As you say its about using it and being familier with your own usage. :)
That came from The ABC's of Bass by Janice Tucker Rhoda.
It's written for stand up bass or fretless electric where finger spacing is important. I was used to fret spacing before, and like I said it all clicked from some of the exercises in the book.
most piano method books do make mention of this, it's usually one of the first things in the books (unless you're using a book designed for 5 year olds, obviously)
If you get the chance, take a look at some piano/keyboard music. The left hand (bass) plays in bass clef and right hand in treble clef. One ledger line below the treble clef is equal (same note) as one ledger line above the bass clef, so the two basically work in tandem to cover just about every note on the piano.
The bass clef is used for bass and other lower pitched instruments because the majority of notes they play fall into that range just like the left hand of a piano player. Hope that helps to simplify it.
PS Just be glad no one brought up tenor & alto clef.
There used to be more clefs in use . . .
If you take a look at the Wikipedia page on clefs, you'll find that the G, C, and F clefs used to be used in more positions on the staff than they are now. The C clef is still use this way for at least alto and tenor, but you can move the F clef down a line for Baritone and up a line for Subbass, just as you can move the G clef down a line as used for some violin music in the past.

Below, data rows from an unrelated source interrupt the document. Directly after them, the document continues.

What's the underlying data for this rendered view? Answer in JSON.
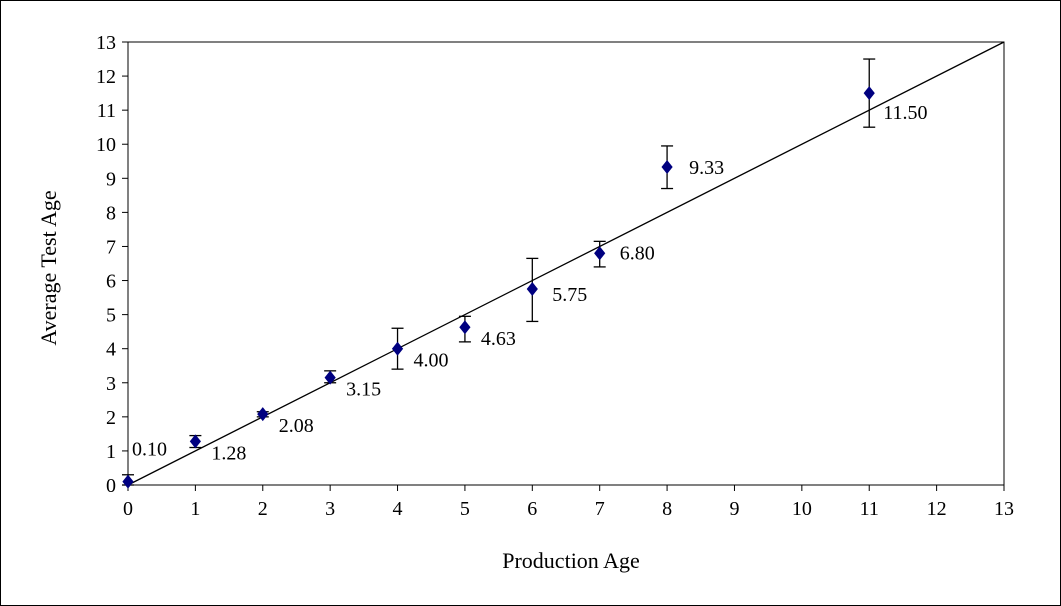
{
  "chart_data": {
    "type": "scatter",
    "xlabel": "Production Age",
    "ylabel": "Average Test Age",
    "xlim": [
      0,
      13
    ],
    "ylim": [
      0,
      13
    ],
    "x_ticks": [
      "0",
      "1",
      "2",
      "3",
      "4",
      "5",
      "6",
      "7",
      "8",
      "9",
      "10",
      "11",
      "12",
      "13"
    ],
    "y_ticks": [
      "0",
      "1",
      "2",
      "3",
      "4",
      "5",
      "6",
      "7",
      "8",
      "9",
      "10",
      "11",
      "12",
      "13"
    ],
    "grid": false,
    "legend": "none",
    "marker_color": "#000080",
    "reference_line": {
      "from": [
        0,
        0
      ],
      "to": [
        13,
        13
      ],
      "color": "#000000"
    },
    "points": [
      {
        "x": 0,
        "y": 0.1,
        "err_low": 0.0,
        "err_high": 0.3,
        "label": "0.10"
      },
      {
        "x": 1,
        "y": 1.28,
        "err_low": 1.1,
        "err_high": 1.45,
        "label": "1.28"
      },
      {
        "x": 2,
        "y": 2.08,
        "err_low": 2.0,
        "err_high": 2.15,
        "label": "2.08"
      },
      {
        "x": 3,
        "y": 3.15,
        "err_low": 3.0,
        "err_high": 3.35,
        "label": "3.15"
      },
      {
        "x": 4,
        "y": 4.0,
        "err_low": 3.4,
        "err_high": 4.6,
        "label": "4.00"
      },
      {
        "x": 5,
        "y": 4.63,
        "err_low": 4.2,
        "err_high": 4.95,
        "label": "4.63"
      },
      {
        "x": 6,
        "y": 5.75,
        "err_low": 4.8,
        "err_high": 6.65,
        "label": "5.75"
      },
      {
        "x": 7,
        "y": 6.8,
        "err_low": 6.4,
        "err_high": 7.15,
        "label": "6.80"
      },
      {
        "x": 8,
        "y": 9.33,
        "err_low": 8.7,
        "err_high": 9.95,
        "label": "9.33"
      },
      {
        "x": 11,
        "y": 11.5,
        "err_low": 10.5,
        "err_high": 12.5,
        "label": "11.50"
      }
    ]
  }
}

And they all just tell you to cram every good boy does fine (or good boys do fine always for bass clef) in your head.
That mnemonic wasn't really sticking in my brain until I read on wikipedia that the clef symbol is just a reference to what note is on what line, and that the staff just cycles through each note from a to g
Learning about the C clef made clefs and the 5-line staff suddenly make a whole lot more sense. When you put middle C on the middle line, a 5-line staff lets you express four tones in either direction from your reference before you go outside and start to deal with ledger lines. The treble and bass clefs then start to make sense as well: the upper line of the centered C clef is the treble G, and the lower line is the bass F.

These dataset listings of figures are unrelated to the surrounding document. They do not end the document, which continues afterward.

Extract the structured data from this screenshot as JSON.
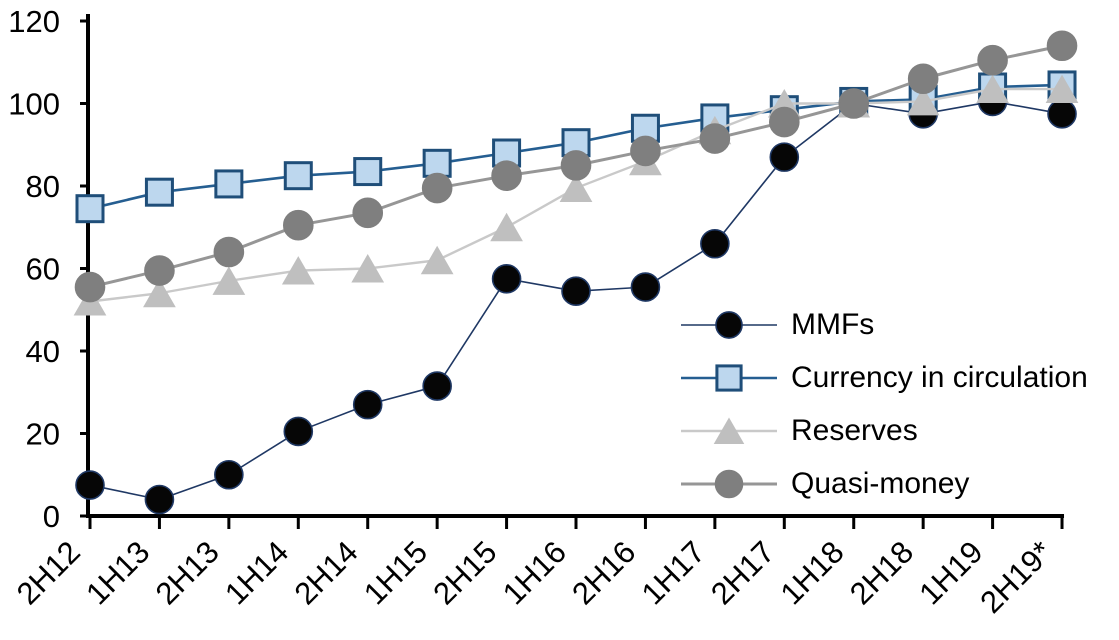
{
  "chart_data": {
    "type": "line",
    "categories": [
      "2H12",
      "1H13",
      "2H13",
      "1H14",
      "2H14",
      "1H15",
      "2H15",
      "1H16",
      "2H16",
      "1H17",
      "2H17",
      "1H18",
      "2H18",
      "1H19",
      "2H19*"
    ],
    "series": [
      {
        "name": "MMFs",
        "marker": "circle",
        "marker_fill": "#060606",
        "marker_stroke": "#1F3864",
        "line_color": "#1F3864",
        "line_width": 1.6,
        "marker_size": 28,
        "values": [
          7.5,
          4,
          10,
          20.5,
          27,
          31.5,
          57.5,
          54.5,
          55.5,
          66,
          87,
          100,
          97.5,
          100.5,
          97.5
        ]
      },
      {
        "name": "Currency in circulation",
        "marker": "square",
        "marker_fill": "#BDD7EE",
        "marker_stroke": "#1F4E79",
        "line_color": "#255E91",
        "line_width": 2.6,
        "marker_size": 26,
        "values": [
          74.5,
          78.5,
          80.5,
          82.5,
          83.5,
          85.5,
          88,
          90.5,
          94,
          96.5,
          98.5,
          100.5,
          101,
          104,
          104.5
        ]
      },
      {
        "name": "Reserves",
        "marker": "triangle",
        "marker_fill": "#BFBFBF",
        "marker_stroke": "#BFBFBF",
        "line_color": "#C9C9C9",
        "line_width": 2.4,
        "marker_size": 31,
        "values": [
          52,
          54,
          57,
          59.5,
          60,
          62,
          70,
          79.5,
          86,
          93.5,
          100,
          100,
          100.5,
          103.5,
          103.5
        ]
      },
      {
        "name": "Quasi-money",
        "marker": "circle",
        "marker_fill": "#7F7F7F",
        "marker_stroke": "#7F7F7F",
        "line_color": "#969696",
        "line_width": 3,
        "marker_size": 29,
        "values": [
          55.5,
          59.5,
          64,
          70.5,
          73.5,
          79.5,
          82.5,
          85,
          88.5,
          91.5,
          95.5,
          100,
          106,
          110.5,
          114
        ]
      }
    ],
    "ylim": [
      0,
      120
    ],
    "yticks": [
      0,
      20,
      40,
      60,
      80,
      100,
      120
    ],
    "grid": false,
    "legend_position": "center-right",
    "axis_color": "#000000",
    "background_color": "#FFFFFF"
  }
}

I've also found it easy for learning purposes to imagine an extra phantom line on both the treble and bass: the upper ledger line for the treble and the lower ledger line for the bass. The two six-line staves are then identical: EGBDFA for the lines and FACEG for the intervals, whether you're looking at treble or bass. Middle C is its own special snowflake that separates the two.
Were there ever A, B, D, and E clefs? What did they look like?
(Given the relation between small F, middle C, and single G, I'm guessing no.)
A related question: why is the canonical root named C and not A? Was Aeolian considered more fundamental than Ionian when they were naming the notes?
(Oh. Canonical root, Aeolian root. Is that it?)
It is very common to see music written in alto clef and tenor clef. As an old trombone player, we had music written in tenor clef thrown at us on occasions. Cello players read a lot of tenor clef music. Viola players get alto clef music thrown at them frequently. The whole point of the different clefs is so that the player can easily read the music that is written within the staves. Reading within the staff is MUCH easier that reading ledger lines. Bass guitar players are actually reading their music within the staff, but in actual fact, the notes are really an octave down. If we had to play all of our music reading the actual ledger lines, we would be pulling our hair out. Tuba players, bass trombone players, bassoon players, contra bass clarinet and bassoon players all read many of their notes well below the bass staff on ledger lines. Bottom line, the different clefs were created as a convenience to the musicians.
Maybe English people saw Amajor as their basic thing but more people used Do = C as the basic of their music language and maybe they developpe their music language way more so they followed.